The TraceLevel property is often changed to perform diagnostics on server communication and view output from the postal matching program parser. Other properties are rarely changed.

  • TraceLevel: Enables output of file NASvrTrace.log in the owb/bin/admin folder. This file shows all incoming and outgoing data, verifies that your mapping is communicating with the Name and Address Server, and that the Name and Address Server is receiving output from the service provider. The trace log shows all server input and output and is most useful for determining whether any parsing requests are being made by an executing mapping. Set TraceLevel=1 to enable logging. However, tracing degrades performance and creates a large log file. Set TraceLevel=0 to disable logging for production.
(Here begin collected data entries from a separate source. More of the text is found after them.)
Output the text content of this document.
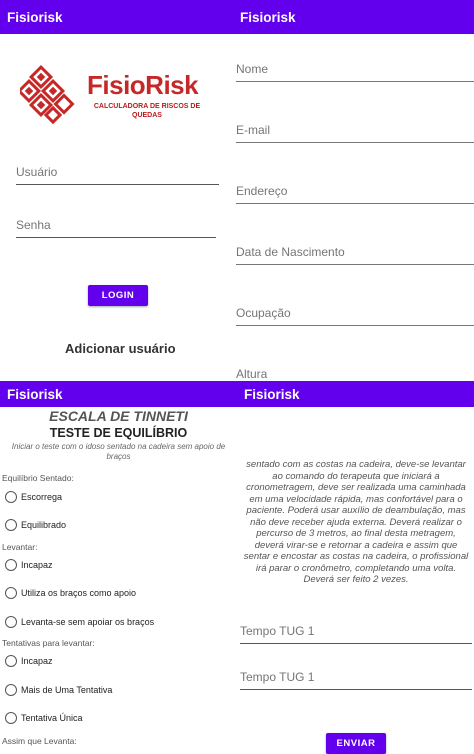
Fisiorisk
FisioRisk
CALCULADORA DE RISCOS DE QUEDAS
Usuário
Senha
LOGIN
Adicionar usuário
Fisiorisk
Nome
E-mail
Endereço
Data de Nascimento
Ocupação
Altura
Fisiorisk
ESCALA DE TINNETI
TESTE DE EQUILÍBRIO
Iniciar o teste com o idoso sentado na cadeira sem apoio de braços
Equilíbrio Sentado:
Escorrega
Equilibrado
Levantar:
Incapaz
Utiliza os braços como apoio
Levanta-se sem apoiar os braços
Tentativas para levantar:
Incapaz
Mais de Uma Tentativa
Tentativa Única
Assim que Levanta:
Fisiorisk
sentado com as costas na cadeira, deve-se levantar ao comando do terapeuta que iniciará a cronometragem, deve ser realizada uma caminhada em uma velocidade rápida, mas confortável para o paciente. Poderá usar auxílio de deambulação, mas não deve receber ajuda externa. Deverá realizar o percurso de 3 metros, ao final desta metragem, deverá virar-se e retornar a cadeira e assim que sentar e encostar as costas na cadeira, o profissional irá parar o cronômetro, completando uma volta. Deverá ser feito 2 vezes.
Tempo TUG 1
Tempo TUG 1
ENVIAR
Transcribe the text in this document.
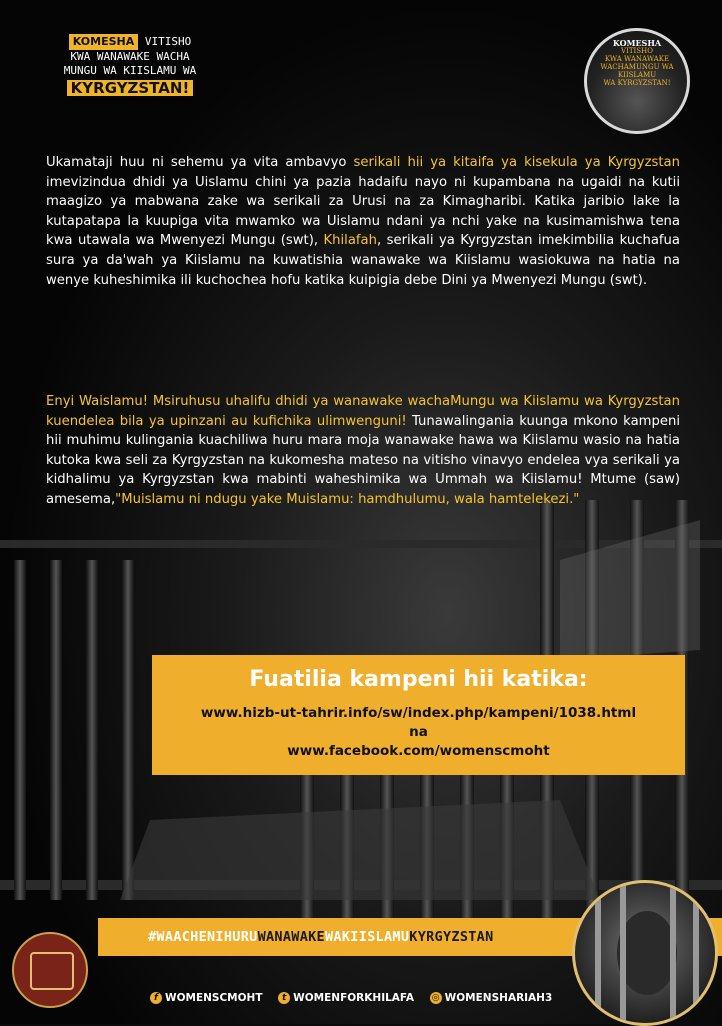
KOMESHA VITISHO
KWA WANAWAKE WACHA
MUNGU WA KIISLAMU WA
KYRGYZSTAN!
KOMESHA
VITISHO
KWA WANAWAKE
WACHAMUNGU WA KIISLAMU
WA KYRGYZSTAN!
Ukamataji huu ni sehemu ya vita ambavyo serikali hii ya kitaifa ya kisekula ya Kyrgyzstan imevizindua dhidi ya Uislamu chini ya pazia hadaifu nayo ni kupambana na ugaidi na kutii maagizo ya mabwana zake wa serikali za Urusi na za Kimagharibi. Katika jaribio lake la kutapatapa la kuupiga vita mwamko wa Uislamu ndani ya nchi yake na kusimamishwa tena kwa utawala wa Mwenyezi Mungu (swt), Khilafah, serikali ya Kyrgyzstan imekimbilia kuchafua sura ya da'wah ya Kiislamu na kuwatishia wanawake wa Kiislamu wasiokuwa na hatia na wenye kuheshimika ili kuchochea hofu katika kuipigia debe Dini ya Mwenyezi Mungu (swt).
Enyi Waislamu! Msiruhusu uhalifu dhidi ya wanawake wachaMungu wa Kiislamu wa Kyrgyzstan kuendelea bila ya upinzani au kufichika ulimwenguni! Tunawalingania kuunga mkono kampeni hii muhimu kulingania kuachiliwa huru mara moja wanawake hawa wa Kiislamu wasio na hatia kutoka kwa seli za Kyrgyzstan na kukomesha mateso na vitisho vinavyo endelea vya serikali ya kidhalimu ya Kyrgyzstan kwa mabinti waheshimika wa Ummah wa Kiislamu! Mtume (saw) amesema,"Muislamu ni ndugu yake Muislamu: hamdhulumu, wala hamtelekezi."
Fuatilia kampeni hii katika:
www.hizb-ut-tahrir.info/sw/index.php/kampeni/1038.html
na
www.facebook.com/womenscmoht
#WAACHENIHURUWANAWAKEWAKIISLAMUKYRGYZSTAN
f WOMENSCMOHT t WOMENFORKHILAFA ◎ WOMENSHARIAH3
  • SocketTimeOut: Specifies the number of seconds the name/address server will wait for a parsing request before closing the connection. You can increase this time to 1800 (30 minutes) when running concurrent mappings to prevent timing out.

  • ClientThreads: Specifies the number of threads used to service client connections. One client connection is made for each database session or slave session if a map is parallelized. Most maps are parallelized, and the number of parallel processes is proportional to the number of processors. On a single processor computer, two parallel processes are spawned for large maps. On a four processor computer, up to eight processes may be spawned. Parallelism may also be controlled by database initialization settings such as Sessions.

    For the best performance, set ClientThreads to the maximum number of clients that will be connected simultaneously. The actual number of connected clients is recorded in NASvr.log after a map run. You should increase the value of ClientThreads when the number of client connections shown in the log is greater.

    When the number of clients exceeds the number of threads, all clients are still serviced because the threads are shared among clients.

  • Port: Specifies the port on which the server listens and was initially assigned by the installer. This value may be changed if the default port conflicts with another process. If the port is changed, the port attribute must also be changed in the runtime_schema.nas_connection table to enable the utl_name_addr package to establish a connection.

Starting and Stopping the Name and Address Server

Whenever you edit the properties file or perform table maintenance, you must stop and restart the Name and Address Server for the changes to take effect.

To manually stop the Name and Addresss Server:

  • In Windows, run OWB_ORACLE_HOME/owb/bin/win32/NAStop.bat.

  • In UNIX, run OWB_ORACLE_HOME/owb/bin/unix/NAStop.sh.

You can automatically restart the Name and Address Server by invoking a mapping in Warehouse Builder. You can also restart the server manually.

To manually restart the Name and Address Server:

  • In Windows, run OWB_ORACLE_HOME/owb/bin/win32/NAStart.bat.

  • In UNIX, run OWB_ORACLE_HOME/owb/bin/unix/NAStart.sh.